Understanding Different Types of AI in Legal Tech

Generative AI is one of several types of artificial intelligence used in legal tools. Understanding how it differs from other AI systems can help you choose the right tool and recognize its limits for a given task. 

Types of AI in Legal Technology
AI Type What It Does Common Legal Use Cases Strengths Limitations/Cautions
Extractive AI Finds and retrieves existing information from a dataset or document. Retrieving case summaries; extracting clauses from contracts; pulling statutes or citations Fast and focused; based on real, existing content Limited to available data; no generation or rephrasing; quality depends on source
Generative AI Creates new content based on learned patterns from massive training datasets Drafting memos, outlines, or summaries; rephrasing legal information; brainstorming Can accelerate processes; Adapts to different tones or styles May fabricate sources or details ("hallucinate"); no fact-checking
Agentic AI Takes initiative to plan, decide, and act toward goals with minimal user input Automating entire workflows; monitoring litigation dockets Automates multi-step processes; can save significant time

Can make autonomous errors; requires strong guardrails and human oversight.

Impact of Generative AI on Legal Practice

Generative AI is already influencing how legal work gets done, from drafting documents to researching unfamiliar areas of law. Major law firms, courts, and bar associations across the U.S. have issued guidance addressing its use, signaling the profession’s growing recognition of both the potential and the risks. In August 2024, the ABA Task Force on Law and Artificial Intelligence released a report examining how AI is reshaping legal work.
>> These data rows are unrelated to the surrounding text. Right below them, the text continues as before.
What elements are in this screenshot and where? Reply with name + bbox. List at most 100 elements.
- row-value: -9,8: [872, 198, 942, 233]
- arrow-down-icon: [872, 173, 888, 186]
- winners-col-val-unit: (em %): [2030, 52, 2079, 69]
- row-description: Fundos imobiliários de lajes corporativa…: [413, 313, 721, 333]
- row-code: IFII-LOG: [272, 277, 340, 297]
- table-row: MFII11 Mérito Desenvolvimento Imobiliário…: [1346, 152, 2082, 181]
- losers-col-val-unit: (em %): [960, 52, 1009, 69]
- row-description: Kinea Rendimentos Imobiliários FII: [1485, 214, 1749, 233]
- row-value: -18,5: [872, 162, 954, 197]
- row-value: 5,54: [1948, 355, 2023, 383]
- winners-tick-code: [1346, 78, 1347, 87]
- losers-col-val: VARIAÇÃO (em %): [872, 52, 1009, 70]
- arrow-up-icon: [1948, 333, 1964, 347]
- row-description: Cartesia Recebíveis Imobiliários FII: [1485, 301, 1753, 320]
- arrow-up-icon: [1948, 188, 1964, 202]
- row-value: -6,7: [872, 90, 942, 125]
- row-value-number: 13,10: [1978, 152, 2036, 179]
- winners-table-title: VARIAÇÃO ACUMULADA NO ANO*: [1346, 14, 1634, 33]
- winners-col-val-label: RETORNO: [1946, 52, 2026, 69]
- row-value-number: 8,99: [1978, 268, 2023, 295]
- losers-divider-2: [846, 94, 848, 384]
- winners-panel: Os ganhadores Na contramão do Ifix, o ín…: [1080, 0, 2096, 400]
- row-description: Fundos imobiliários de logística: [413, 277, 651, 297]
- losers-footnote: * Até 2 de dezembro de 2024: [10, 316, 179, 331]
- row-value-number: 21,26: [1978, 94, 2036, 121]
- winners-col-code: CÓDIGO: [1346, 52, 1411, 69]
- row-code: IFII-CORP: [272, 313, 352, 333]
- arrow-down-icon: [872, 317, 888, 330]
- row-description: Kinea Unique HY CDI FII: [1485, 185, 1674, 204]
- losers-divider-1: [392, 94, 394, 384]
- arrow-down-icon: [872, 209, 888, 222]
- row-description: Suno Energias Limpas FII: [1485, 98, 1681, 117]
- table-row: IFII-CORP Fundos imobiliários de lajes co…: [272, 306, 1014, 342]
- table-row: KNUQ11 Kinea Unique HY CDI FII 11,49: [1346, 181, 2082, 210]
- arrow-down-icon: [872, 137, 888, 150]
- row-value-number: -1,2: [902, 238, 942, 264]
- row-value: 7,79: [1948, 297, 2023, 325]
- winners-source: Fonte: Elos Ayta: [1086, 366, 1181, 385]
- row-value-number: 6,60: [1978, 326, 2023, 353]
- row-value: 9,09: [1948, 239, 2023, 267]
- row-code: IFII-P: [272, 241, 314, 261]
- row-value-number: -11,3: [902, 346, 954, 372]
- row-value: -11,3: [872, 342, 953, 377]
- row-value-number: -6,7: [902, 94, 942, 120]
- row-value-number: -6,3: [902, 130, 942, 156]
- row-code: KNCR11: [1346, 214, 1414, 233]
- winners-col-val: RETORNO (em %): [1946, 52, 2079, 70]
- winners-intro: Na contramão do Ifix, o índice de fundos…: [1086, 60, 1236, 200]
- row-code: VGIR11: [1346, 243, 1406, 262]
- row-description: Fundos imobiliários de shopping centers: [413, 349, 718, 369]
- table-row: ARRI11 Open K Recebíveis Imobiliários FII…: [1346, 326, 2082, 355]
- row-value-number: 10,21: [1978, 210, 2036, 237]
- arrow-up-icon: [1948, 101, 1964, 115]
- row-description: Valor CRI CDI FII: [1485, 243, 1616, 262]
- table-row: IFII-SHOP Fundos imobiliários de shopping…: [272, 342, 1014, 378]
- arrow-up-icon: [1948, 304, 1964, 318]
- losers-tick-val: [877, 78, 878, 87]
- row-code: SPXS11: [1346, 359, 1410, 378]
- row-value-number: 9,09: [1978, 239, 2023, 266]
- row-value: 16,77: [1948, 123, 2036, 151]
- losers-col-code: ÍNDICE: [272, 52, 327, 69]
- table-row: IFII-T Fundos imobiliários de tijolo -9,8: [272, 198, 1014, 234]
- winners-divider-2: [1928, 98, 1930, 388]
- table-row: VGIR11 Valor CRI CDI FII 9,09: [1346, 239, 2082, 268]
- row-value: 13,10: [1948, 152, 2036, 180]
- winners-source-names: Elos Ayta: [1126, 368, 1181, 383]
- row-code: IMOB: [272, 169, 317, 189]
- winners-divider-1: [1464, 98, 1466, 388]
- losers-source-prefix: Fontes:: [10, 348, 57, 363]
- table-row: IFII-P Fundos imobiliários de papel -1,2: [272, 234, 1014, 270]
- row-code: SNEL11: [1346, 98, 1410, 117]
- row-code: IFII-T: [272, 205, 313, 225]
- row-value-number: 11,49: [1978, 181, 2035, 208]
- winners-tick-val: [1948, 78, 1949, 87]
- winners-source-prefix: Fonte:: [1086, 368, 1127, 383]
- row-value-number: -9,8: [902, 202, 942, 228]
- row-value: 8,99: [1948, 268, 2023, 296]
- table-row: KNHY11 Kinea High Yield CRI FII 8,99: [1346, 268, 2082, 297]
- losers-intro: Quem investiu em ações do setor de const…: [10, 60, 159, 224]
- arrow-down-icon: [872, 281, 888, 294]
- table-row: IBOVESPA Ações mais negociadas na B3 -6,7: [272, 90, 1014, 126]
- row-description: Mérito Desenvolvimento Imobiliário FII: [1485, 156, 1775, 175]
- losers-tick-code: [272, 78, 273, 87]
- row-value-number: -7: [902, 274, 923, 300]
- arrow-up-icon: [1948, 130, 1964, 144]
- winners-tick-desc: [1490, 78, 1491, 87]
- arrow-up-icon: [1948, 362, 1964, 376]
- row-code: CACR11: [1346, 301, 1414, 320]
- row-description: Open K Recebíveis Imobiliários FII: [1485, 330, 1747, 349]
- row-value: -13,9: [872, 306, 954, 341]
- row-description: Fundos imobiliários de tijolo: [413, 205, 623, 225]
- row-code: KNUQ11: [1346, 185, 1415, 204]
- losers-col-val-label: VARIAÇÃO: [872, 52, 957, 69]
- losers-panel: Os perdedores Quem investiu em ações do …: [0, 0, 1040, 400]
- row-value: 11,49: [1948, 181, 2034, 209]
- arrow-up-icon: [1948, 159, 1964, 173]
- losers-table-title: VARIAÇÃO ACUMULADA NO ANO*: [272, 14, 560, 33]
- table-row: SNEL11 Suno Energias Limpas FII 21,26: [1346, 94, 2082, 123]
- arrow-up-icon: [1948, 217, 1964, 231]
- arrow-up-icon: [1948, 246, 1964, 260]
The report addresses legal ethics, and professional responsibility, court systems and procedural fairness, access to justice and systemic equity, legal education and workforce development, and risk management and AI governance.
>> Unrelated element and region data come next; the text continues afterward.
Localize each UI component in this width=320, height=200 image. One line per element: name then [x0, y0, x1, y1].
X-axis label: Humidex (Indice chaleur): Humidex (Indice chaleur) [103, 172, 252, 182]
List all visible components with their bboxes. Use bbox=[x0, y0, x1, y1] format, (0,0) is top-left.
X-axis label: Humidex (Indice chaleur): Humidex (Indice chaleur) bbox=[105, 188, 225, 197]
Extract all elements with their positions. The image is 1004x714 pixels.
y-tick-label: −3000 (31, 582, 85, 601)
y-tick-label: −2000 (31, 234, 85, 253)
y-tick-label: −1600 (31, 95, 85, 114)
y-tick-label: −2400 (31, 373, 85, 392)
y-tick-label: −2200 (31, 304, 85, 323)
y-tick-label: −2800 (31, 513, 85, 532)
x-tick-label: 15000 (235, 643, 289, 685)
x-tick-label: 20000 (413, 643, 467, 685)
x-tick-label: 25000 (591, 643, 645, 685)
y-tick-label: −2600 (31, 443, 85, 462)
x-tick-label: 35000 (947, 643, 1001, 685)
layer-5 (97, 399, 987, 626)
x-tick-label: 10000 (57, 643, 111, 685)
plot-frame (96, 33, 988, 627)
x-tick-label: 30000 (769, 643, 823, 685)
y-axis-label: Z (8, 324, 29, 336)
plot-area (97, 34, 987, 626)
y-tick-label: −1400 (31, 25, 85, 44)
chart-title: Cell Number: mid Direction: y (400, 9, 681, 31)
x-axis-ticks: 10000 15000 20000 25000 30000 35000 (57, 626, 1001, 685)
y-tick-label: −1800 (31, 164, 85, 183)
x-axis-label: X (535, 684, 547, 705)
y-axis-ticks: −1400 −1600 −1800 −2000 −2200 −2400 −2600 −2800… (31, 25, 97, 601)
These tools can assist with:

  • Legal research (e.g., generating preliminary overviews or helping locate relevant authority),
  • Drafting (e.g., creating rough outlines of memos, contracts, or client communications), and
  • Analysis (e.g., reviewing contracts or summarizing long documents).

But they also raise significant concerns. Among them:

  • Confidentiality: Is the data entered into the tool stored or shared?
  • Accuracy: Are the outputs factually and legally correct?
  • Ethics and oversight: Is the tool’s use consistent with professional obligations?
  • Unauthorized practice: Are non-lawyers using AI-generated content in ways that cross legal boundaries?

These considerations and others are discussed in greater detail in the section Risks and Ethical Considerations in Using Gen AI. Before using generative AI in a legal setting, consider the following questions to help you identify potential ethical, practical, and professional concerns:

  • What sources does the tool use? Does it draw from reliable legal materials, or is it trained on general web content? Has it been fine-tuned for legal use?
  • Does it cite its sources? Can you verify the legal authority it references, or does it “hallucinate” citations that don’t exist?
  • What is the tool designed for? Is it built for legal research, legal drafting, or general writing? A tool made for creative writing may not be appropriate for legal analysis.
  • When in the workflow should you use it? Is it best for brainstorming, early drafting, or summarizing? Use it to support, not replace, legal reasoning and validation.
  • Are there limits or restrictions on its use? Your school, employer, or jurisdiction may have policies that govern acceptable use of AI tools.
  • Is your input secure and confidential? Check the platform’s privacy policy. Some tools store prompts, user data, or outputs, which may pose risks when handling sensitive information.